3.   Tentang Takdir :

 مَا أَصَابَ مِنْ مُصِيبَةٍ فِي الأرْضِ وَلا فِي أَنْفُسِكُمْ إِلا فِي كِتَابٍ مِنْ قَبْلِ أَنْ نَبْرَأَهَا إِنَّ ذَلِكَ عَلَى اللَّهِ يَسِيرٌ

“Tiada suatu bencanapun yang menimpa di bumi dan (tidak pula) pada dirimu sendiri melainkan telah tertulis dalam kitab (Lauhul Mahfuzh) sebelum Kami menciptakannya. Sesungguhnya yang demikian itu adalah mudah bagi Allah.” (Q.S. Al-Hadiid: 22)

مَا أَصَابَ مِنْ مُصِيبَةٍ إِلا بِإِذْنِ اللَّهِ وَمَنْ يُؤْمِنْ بِاللَّهِ يَهْدِ قَلْبَهُ وَاللَّهُ بِكُلِّ شَيْءٍ عَلِيمٌ

“Tidak ada suatu musibah pun yang menimpa seseorang kecuali dengan ijin Allah, dan barangsiapa yang beriman kepada Allah niscaya Dia akan memberi petunjuk kepada hatinya. dan Allah Maha Mengetahui segala sesuatu.” (Q.S. At-Taghabuun: 11)

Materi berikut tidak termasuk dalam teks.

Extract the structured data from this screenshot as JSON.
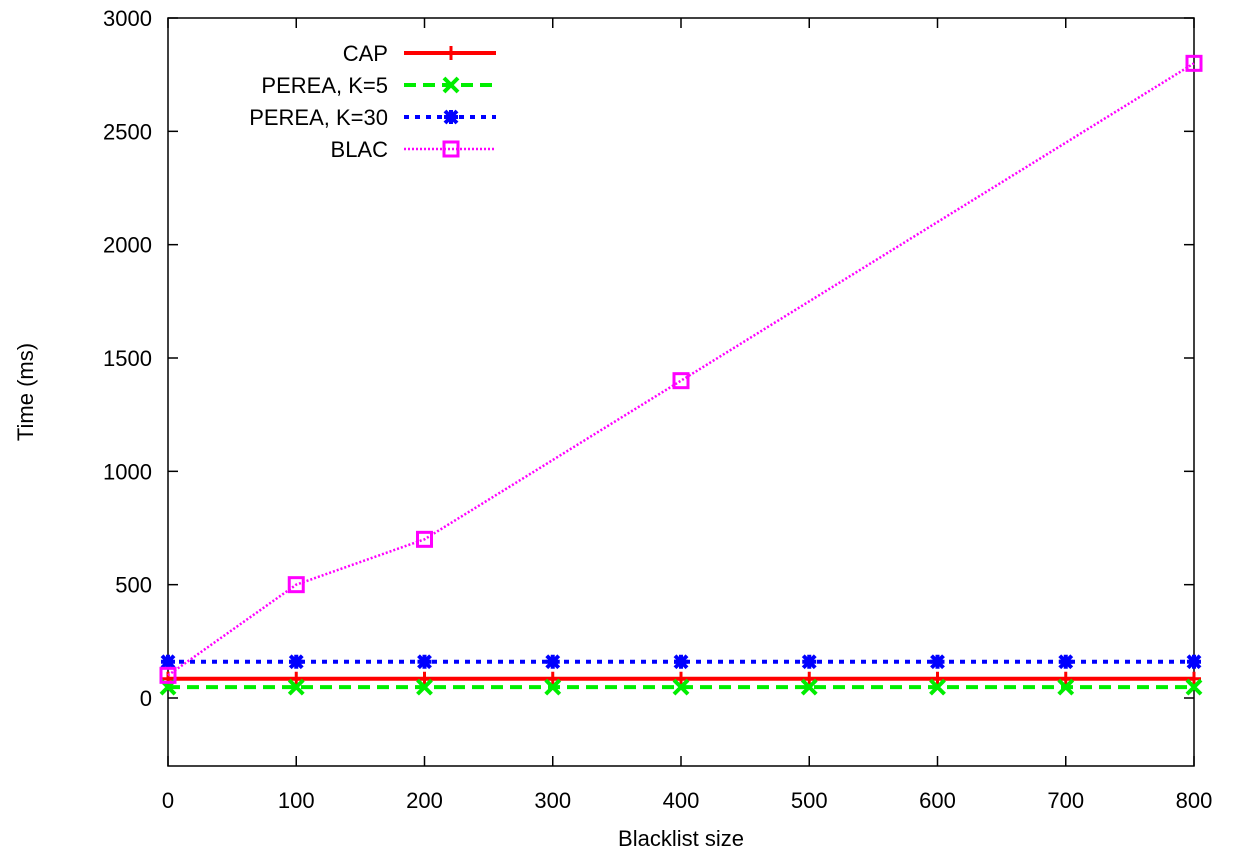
{
  "chart_data": {
    "type": "line",
    "title": "",
    "xlabel": "Blacklist size",
    "ylabel": "Time (ms)",
    "xlim": [
      0,
      800
    ],
    "ylim": [
      -300,
      3000
    ],
    "x_ticks": [
      0,
      100,
      200,
      300,
      400,
      500,
      600,
      700,
      800
    ],
    "y_ticks": [
      0,
      500,
      1000,
      1500,
      2000,
      2500,
      3000
    ],
    "grid": false,
    "legend_position": "top-left",
    "x": [
      0,
      100,
      200,
      300,
      400,
      500,
      600,
      700,
      800
    ],
    "series": [
      {
        "name": "CAP",
        "color": "#ff0000",
        "dash": "solid",
        "marker": "plus",
        "x": [
          0,
          100,
          200,
          300,
          400,
          500,
          600,
          700,
          800
        ],
        "values": [
          85,
          85,
          85,
          85,
          85,
          85,
          85,
          85,
          85
        ]
      },
      {
        "name": "PEREA, K=5",
        "color": "#00ee00",
        "dash": "dashed",
        "marker": "x",
        "x": [
          0,
          100,
          200,
          300,
          400,
          500,
          600,
          700,
          800
        ],
        "values": [
          48,
          48,
          48,
          48,
          48,
          48,
          48,
          48,
          48
        ]
      },
      {
        "name": "PEREA, K=30",
        "color": "#0000ff",
        "dash": "dotted",
        "marker": "star",
        "x": [
          0,
          100,
          200,
          300,
          400,
          500,
          600,
          700,
          800
        ],
        "values": [
          160,
          160,
          160,
          160,
          160,
          160,
          160,
          160,
          160
        ]
      },
      {
        "name": "BLAC",
        "color": "#ff00ff",
        "dash": "fine-dotted",
        "marker": "square",
        "x": [
          0,
          100,
          200,
          400,
          800
        ],
        "values": [
          100,
          500,
          700,
          1400,
          2800
        ]
      }
    ]
  }
}
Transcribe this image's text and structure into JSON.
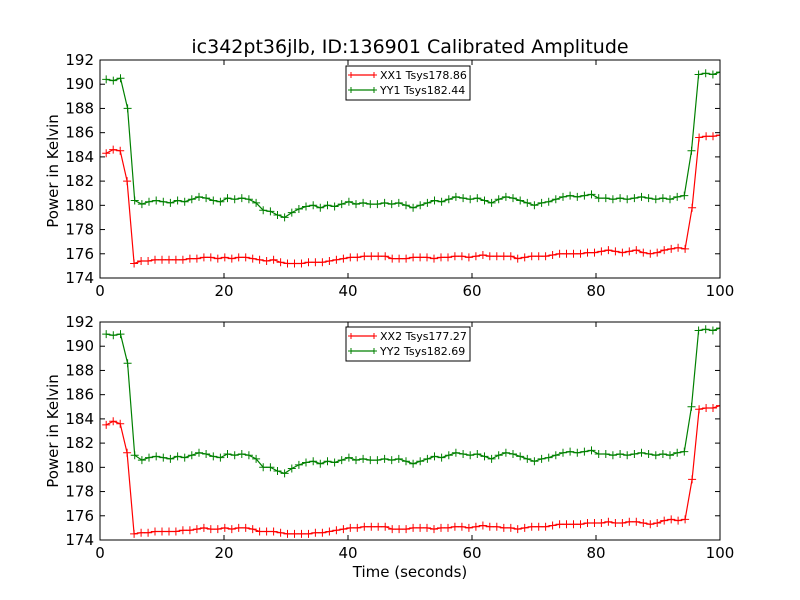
{
  "chart_data": [
    {
      "type": "line",
      "title": "ic342pt36jlb, ID:136901 Calibrated Amplitude",
      "xlabel": "",
      "ylabel": "Power in Kelvin",
      "xlim": [
        0,
        100
      ],
      "ylim": [
        174,
        192
      ],
      "xticks": [
        0,
        20,
        40,
        60,
        80,
        100
      ],
      "yticks": [
        174,
        176,
        178,
        180,
        182,
        184,
        186,
        188,
        190,
        192
      ],
      "grid": false,
      "legend_position": "top-center",
      "series": [
        {
          "name": "XX1 Tsys178.86",
          "color": "#ff0000",
          "values": [
            184.3,
            184.6,
            184.5,
            182.0,
            175.2,
            175.4,
            175.4,
            175.5,
            175.5,
            175.5,
            175.5,
            175.5,
            175.6,
            175.6,
            175.7,
            175.7,
            175.6,
            175.7,
            175.6,
            175.7,
            175.7,
            175.6,
            175.5,
            175.4,
            175.5,
            175.3,
            175.2,
            175.2,
            175.2,
            175.3,
            175.3,
            175.3,
            175.4,
            175.5,
            175.6,
            175.7,
            175.7,
            175.8,
            175.8,
            175.8,
            175.8,
            175.6,
            175.6,
            175.6,
            175.7,
            175.7,
            175.7,
            175.6,
            175.7,
            175.7,
            175.8,
            175.8,
            175.7,
            175.8,
            175.9,
            175.8,
            175.8,
            175.8,
            175.8,
            175.6,
            175.7,
            175.8,
            175.8,
            175.8,
            175.9,
            176.0,
            176.0,
            176.0,
            176.0,
            176.1,
            176.1,
            176.2,
            176.3,
            176.2,
            176.1,
            176.2,
            176.3,
            176.1,
            176.0,
            176.1,
            176.3,
            176.4,
            176.5,
            176.4,
            179.8,
            185.6,
            185.7,
            185.7,
            185.8
          ]
        },
        {
          "name": "YY1 Tsys182.44",
          "color": "#008000",
          "values": [
            190.4,
            190.3,
            190.5,
            188.0,
            180.4,
            180.1,
            180.3,
            180.4,
            180.3,
            180.2,
            180.4,
            180.3,
            180.5,
            180.7,
            180.6,
            180.4,
            180.3,
            180.6,
            180.5,
            180.6,
            180.5,
            180.2,
            179.6,
            179.5,
            179.2,
            179.0,
            179.4,
            179.7,
            179.9,
            180.0,
            179.8,
            180.0,
            179.9,
            180.1,
            180.3,
            180.1,
            180.2,
            180.1,
            180.1,
            180.2,
            180.1,
            180.2,
            180.0,
            179.8,
            180.0,
            180.2,
            180.4,
            180.3,
            180.5,
            180.7,
            180.6,
            180.5,
            180.6,
            180.4,
            180.2,
            180.5,
            180.7,
            180.6,
            180.4,
            180.2,
            180.0,
            180.2,
            180.3,
            180.5,
            180.7,
            180.8,
            180.7,
            180.8,
            180.9,
            180.6,
            180.6,
            180.5,
            180.6,
            180.5,
            180.6,
            180.7,
            180.6,
            180.5,
            180.6,
            180.5,
            180.7,
            180.8,
            184.5,
            190.8,
            190.9,
            190.8,
            191.0
          ]
        }
      ]
    },
    {
      "type": "line",
      "title": "",
      "xlabel": "Time (seconds)",
      "ylabel": "Power in Kelvin",
      "xlim": [
        0,
        100
      ],
      "ylim": [
        174,
        192
      ],
      "xticks": [
        0,
        20,
        40,
        60,
        80,
        100
      ],
      "yticks": [
        174,
        176,
        178,
        180,
        182,
        184,
        186,
        188,
        190,
        192
      ],
      "grid": false,
      "legend_position": "top-center",
      "series": [
        {
          "name": "XX2 Tsys177.27",
          "color": "#ff0000",
          "values": [
            183.5,
            183.8,
            183.6,
            181.2,
            174.5,
            174.6,
            174.6,
            174.7,
            174.7,
            174.7,
            174.7,
            174.8,
            174.8,
            174.9,
            175.0,
            174.9,
            174.9,
            175.0,
            174.9,
            175.0,
            175.0,
            174.9,
            174.7,
            174.7,
            174.7,
            174.6,
            174.5,
            174.5,
            174.5,
            174.5,
            174.6,
            174.6,
            174.7,
            174.8,
            174.9,
            175.0,
            175.0,
            175.1,
            175.1,
            175.1,
            175.1,
            174.9,
            174.9,
            174.9,
            175.0,
            175.0,
            175.0,
            174.9,
            175.0,
            175.0,
            175.1,
            175.1,
            175.0,
            175.1,
            175.2,
            175.1,
            175.1,
            175.0,
            175.0,
            174.9,
            175.0,
            175.1,
            175.1,
            175.1,
            175.2,
            175.3,
            175.3,
            175.3,
            175.3,
            175.4,
            175.4,
            175.4,
            175.5,
            175.4,
            175.4,
            175.5,
            175.5,
            175.4,
            175.3,
            175.4,
            175.6,
            175.7,
            175.6,
            175.7,
            179.0,
            184.8,
            184.9,
            184.9,
            185.1
          ]
        },
        {
          "name": "YY2 Tsys182.69",
          "color": "#008000",
          "values": [
            191.0,
            190.9,
            191.0,
            188.6,
            181.0,
            180.6,
            180.8,
            180.9,
            180.8,
            180.7,
            180.9,
            180.8,
            181.0,
            181.2,
            181.1,
            180.9,
            180.8,
            181.1,
            181.0,
            181.1,
            181.0,
            180.7,
            180.0,
            180.0,
            179.7,
            179.5,
            179.9,
            180.2,
            180.4,
            180.5,
            180.3,
            180.5,
            180.4,
            180.6,
            180.8,
            180.6,
            180.7,
            180.6,
            180.6,
            180.7,
            180.6,
            180.7,
            180.5,
            180.3,
            180.5,
            180.7,
            180.9,
            180.8,
            181.0,
            181.2,
            181.1,
            181.0,
            181.1,
            180.9,
            180.7,
            181.0,
            181.2,
            181.1,
            180.9,
            180.7,
            180.5,
            180.7,
            180.8,
            181.0,
            181.2,
            181.3,
            181.2,
            181.3,
            181.4,
            181.1,
            181.1,
            181.0,
            181.1,
            181.0,
            181.1,
            181.2,
            181.1,
            181.0,
            181.1,
            181.0,
            181.2,
            181.3,
            185.0,
            191.3,
            191.4,
            191.3,
            191.5
          ]
        }
      ]
    }
  ]
}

4.     Tentang Husnul khotimah :

 وَوَصَّى بِهَا إِبْرَاهِيمُ بَنِيهِ وَيَعْقُوبُ يَا بَنِيَّ إِنَّ اللَّهَ اصْطَفَى لَكُمُ الدِّينَ فَلا تَمُوتُنَّ إِلا وَأَنْتُمْ مُسْلِمُونَ

“Dan Ibrahim telah mewasiatkan ucapan itu kepada anak-anaknya, demikian pula Ya’qub. (Ibrahim berkata): “Hai anak-anakku! Sesungguhnya Allah telah memilih agama ini bagimu, maka janganlah kamu mati kecuali dalam memeluk agama Islam”. (Q.S. Al-Baqarah: 132)

Demikian, kenyataan ini –sekali lagi sebagai salah satu bukti kebenaran risalah Rasulullah Saw. Dan, tidak ada persoalan meskipun redaksi yang termuat di dalam al-Quran lebih lengkap daripada yang terkandung dalam sunnah yang shahih. Bagaimana pun juga satu sama lain memang salah satu fungsinya sebagai penjelas.